Batırbıy Bırsır’ın kitabı, dili düşüncenin bir öğesi olarak
sunmakla yetinmiyor, dili ölçüyor, sarsıyor, fiil köklerini diğer
Kafkas dillerindeki fiil kökleriyle karşılaştırıyor, ölçüyor,
benzeyen ya da aykırı düşen yanlarını gösteriyor. Bir insana değer
verir gibi, ulusunun düşüncesini, dünyaya bakış biçimini ve olup
biten her şeyi anlatan ve bir dil sözcüğü olan fiilin
özelliklerini bir dizgiye göre sıralanmış olarak kitapta
buluyorsun. Doğurulmuş (ЛъфыгъэмкIэ) sözcüğünden ana-babaların
varlığının algılanabilmesi gibi, fiil kuruluşu ile de ulusun
derin dünyasına bir dalış yapıyorsun ve böylece ulus bilgisi daha
bir anlaşılır oluyor, ulusun geçirdiği aşamaların anahtarları da
insanın eline geçmiş oluyor.
Bu
konuda bir örnek. Adigece ve Abhazca fiil kökleri bir fonem (ses)
farklılığı gösterir, bu farklılığa Bırsır’ın çalışmasında birkaç
yerde rastlanır. Bu tür farklı sesli sözcüklere de örnekler
veriliyor. Sözgelişi, Adige fiilindeki “d” [д] karşılığı
olarak Abhazca’da “dz”’nin [дз] kullanılması gibi.
Bu farklı ses özelliğine, ulus adı “zih” (зих)
sözcüğü de bir örnektir ve bir Abhaz sözcüğü olan “adzıh’e”
(адзыхэ) söylenişinin bir varyantı olarak eski Grekçeye de
geçmiştir, bu Abhaz sözcüğü “adige” (адыгэ) biçiminde yeni
bir ulus adına dönüşmüştür:Adigece- a-dı-ge (а-ды-гэ),
Abhazca –a-dz-ıh’e (а-дз-ыхэ), Eski Grekçe- z-ih’
(з-их).
Bırsır’ın çalışmalarında, bilimsel açıklaması yapılmamış tek bir
fiil, tek bir sözcük yoktur, ayrıca tek bir sözcüğün olsun,
gereksiz kullanıldığına ilişkin tek bir örnek bile
bulunmamaktadır.
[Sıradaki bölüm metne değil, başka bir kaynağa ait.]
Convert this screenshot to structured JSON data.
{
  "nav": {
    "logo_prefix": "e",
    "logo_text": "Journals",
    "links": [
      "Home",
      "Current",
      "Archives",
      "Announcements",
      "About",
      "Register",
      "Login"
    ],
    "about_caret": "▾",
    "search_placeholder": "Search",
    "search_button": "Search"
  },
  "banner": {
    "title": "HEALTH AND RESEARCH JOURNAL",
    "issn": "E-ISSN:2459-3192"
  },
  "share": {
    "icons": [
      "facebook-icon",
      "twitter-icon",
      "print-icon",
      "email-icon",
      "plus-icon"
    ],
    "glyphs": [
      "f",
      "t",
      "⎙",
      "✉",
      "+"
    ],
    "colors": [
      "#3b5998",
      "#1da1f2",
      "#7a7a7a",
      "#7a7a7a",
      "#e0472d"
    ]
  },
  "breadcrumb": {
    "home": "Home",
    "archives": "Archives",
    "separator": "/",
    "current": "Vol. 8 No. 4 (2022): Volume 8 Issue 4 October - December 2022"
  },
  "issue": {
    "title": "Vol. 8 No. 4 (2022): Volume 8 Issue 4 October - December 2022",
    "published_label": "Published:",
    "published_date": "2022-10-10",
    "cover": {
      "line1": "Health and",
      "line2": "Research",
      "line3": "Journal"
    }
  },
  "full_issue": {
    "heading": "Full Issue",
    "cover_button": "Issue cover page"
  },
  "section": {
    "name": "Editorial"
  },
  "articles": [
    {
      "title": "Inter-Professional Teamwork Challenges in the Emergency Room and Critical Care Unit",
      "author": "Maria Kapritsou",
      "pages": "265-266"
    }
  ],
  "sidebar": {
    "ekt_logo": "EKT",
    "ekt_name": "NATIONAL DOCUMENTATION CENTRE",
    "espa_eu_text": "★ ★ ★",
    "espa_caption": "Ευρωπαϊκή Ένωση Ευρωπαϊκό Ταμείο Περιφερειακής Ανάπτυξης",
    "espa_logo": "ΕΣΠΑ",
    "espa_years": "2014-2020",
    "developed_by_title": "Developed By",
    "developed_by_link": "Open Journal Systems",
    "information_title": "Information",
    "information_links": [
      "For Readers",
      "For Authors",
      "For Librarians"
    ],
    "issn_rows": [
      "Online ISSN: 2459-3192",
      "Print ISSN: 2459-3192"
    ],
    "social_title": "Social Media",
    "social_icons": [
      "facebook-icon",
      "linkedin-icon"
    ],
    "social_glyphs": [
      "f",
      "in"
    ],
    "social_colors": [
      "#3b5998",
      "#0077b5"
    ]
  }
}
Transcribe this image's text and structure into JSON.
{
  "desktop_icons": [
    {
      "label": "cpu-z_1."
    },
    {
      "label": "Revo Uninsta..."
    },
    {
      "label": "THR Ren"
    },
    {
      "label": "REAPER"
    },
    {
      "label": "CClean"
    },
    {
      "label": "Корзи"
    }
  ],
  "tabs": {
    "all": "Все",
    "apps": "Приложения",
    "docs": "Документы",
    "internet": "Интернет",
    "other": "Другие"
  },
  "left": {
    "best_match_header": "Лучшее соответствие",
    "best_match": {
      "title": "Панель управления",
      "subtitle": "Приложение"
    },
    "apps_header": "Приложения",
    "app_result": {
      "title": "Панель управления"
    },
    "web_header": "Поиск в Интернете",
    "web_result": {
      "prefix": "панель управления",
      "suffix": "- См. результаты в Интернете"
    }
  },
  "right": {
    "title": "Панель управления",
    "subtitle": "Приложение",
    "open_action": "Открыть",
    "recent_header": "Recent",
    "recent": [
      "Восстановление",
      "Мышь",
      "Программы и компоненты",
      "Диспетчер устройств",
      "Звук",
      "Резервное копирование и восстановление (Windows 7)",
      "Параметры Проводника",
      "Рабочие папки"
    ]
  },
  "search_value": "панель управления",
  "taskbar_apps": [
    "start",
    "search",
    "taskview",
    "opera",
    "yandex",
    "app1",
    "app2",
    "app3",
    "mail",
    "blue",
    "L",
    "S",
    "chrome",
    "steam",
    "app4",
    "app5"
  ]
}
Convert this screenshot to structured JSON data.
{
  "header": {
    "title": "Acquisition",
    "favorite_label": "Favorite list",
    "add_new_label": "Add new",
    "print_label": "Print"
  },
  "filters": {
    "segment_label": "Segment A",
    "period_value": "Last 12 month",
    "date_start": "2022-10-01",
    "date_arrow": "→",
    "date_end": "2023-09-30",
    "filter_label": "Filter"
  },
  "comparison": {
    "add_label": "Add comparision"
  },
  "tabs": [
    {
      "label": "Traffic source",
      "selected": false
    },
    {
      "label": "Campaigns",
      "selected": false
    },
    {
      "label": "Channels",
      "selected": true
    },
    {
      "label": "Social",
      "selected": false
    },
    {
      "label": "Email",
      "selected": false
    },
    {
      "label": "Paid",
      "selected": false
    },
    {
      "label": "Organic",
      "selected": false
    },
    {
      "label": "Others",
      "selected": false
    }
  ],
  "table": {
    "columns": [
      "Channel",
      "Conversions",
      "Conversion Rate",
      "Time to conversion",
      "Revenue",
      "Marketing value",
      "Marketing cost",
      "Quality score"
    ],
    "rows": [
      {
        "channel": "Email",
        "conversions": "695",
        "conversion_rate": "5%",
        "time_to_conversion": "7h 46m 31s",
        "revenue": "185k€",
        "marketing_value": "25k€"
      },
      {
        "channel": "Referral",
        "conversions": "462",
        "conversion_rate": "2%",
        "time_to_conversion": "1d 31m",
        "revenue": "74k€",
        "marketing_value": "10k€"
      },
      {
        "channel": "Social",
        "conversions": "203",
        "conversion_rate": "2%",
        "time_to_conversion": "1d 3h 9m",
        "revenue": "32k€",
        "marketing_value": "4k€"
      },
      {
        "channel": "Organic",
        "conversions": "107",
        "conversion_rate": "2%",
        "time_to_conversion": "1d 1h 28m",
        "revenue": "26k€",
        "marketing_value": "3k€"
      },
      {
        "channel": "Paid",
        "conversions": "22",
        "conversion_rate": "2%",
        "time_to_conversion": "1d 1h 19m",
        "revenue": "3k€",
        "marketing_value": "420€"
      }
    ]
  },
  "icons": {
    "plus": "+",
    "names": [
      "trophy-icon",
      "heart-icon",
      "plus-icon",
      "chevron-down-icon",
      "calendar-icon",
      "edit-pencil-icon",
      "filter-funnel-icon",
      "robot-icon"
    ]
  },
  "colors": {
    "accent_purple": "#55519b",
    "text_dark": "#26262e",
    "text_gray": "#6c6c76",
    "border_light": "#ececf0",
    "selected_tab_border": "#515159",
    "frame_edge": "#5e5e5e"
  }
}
Batırbıy Bırsır, dilbilimi üzerine çalışmalarında
beklentinin çok daha fazlasını sunmayı başarmıştır, hiçbir şeyi
yapmamış olsa bile, fiil üzerine çalışması bile bir
başına,ünlenmek için yeterli olurdu. Ulusal bilim ve ulusal kültür
içinde fiilin köklerinin kaybolmaması ve fiilin belirlenmesi için,
o, gerekli yolu açma, her bir fiil kökünün açıklamasını sunarak,
ona bir düzen verme, bunu bilim dünyasına ve ulusuna bir armağan
olarak bırakma onuruna erişmiş bir kişidir Bırsır.
Bundan başka B. Bırsır’ın daha birçok çalışması, bir inci gibi
dizilmiş olarak Adige dilbilimi içerisindeki yerini almıştır.
Bunlar arasında Adigece’nin ses dizgesi içindeki lateral seslerden
“l” [л], “tl” [лъ], “l’” [лI] seslerinin Kafkas dillerindeki
dönüşüm biçimleri üzerine çalışmaları da vardır.
Bunun gibi, dilbiliminin dönemeç noktalarında, hala yeterince
çözümlenememiş, kesinlik kazandırılamamış, ancak arkeolojik
kazılarda, kazı örneklerine bakılarak, kazı yapılıp
yapılmayacağına karar verilmesi gibi, Batırbıy Bırsır’ın gidilecek
yola ilişkin olarak ışık tuttuğu daha birçok örnek çalışması
vardır. Bu kazanımların bundan sonrası için yapılacak dil
çalışmalarında birer örnek, birer dayanak ve birer çıkış yeri
oluşturmalarını umuyor ve diliyoruz.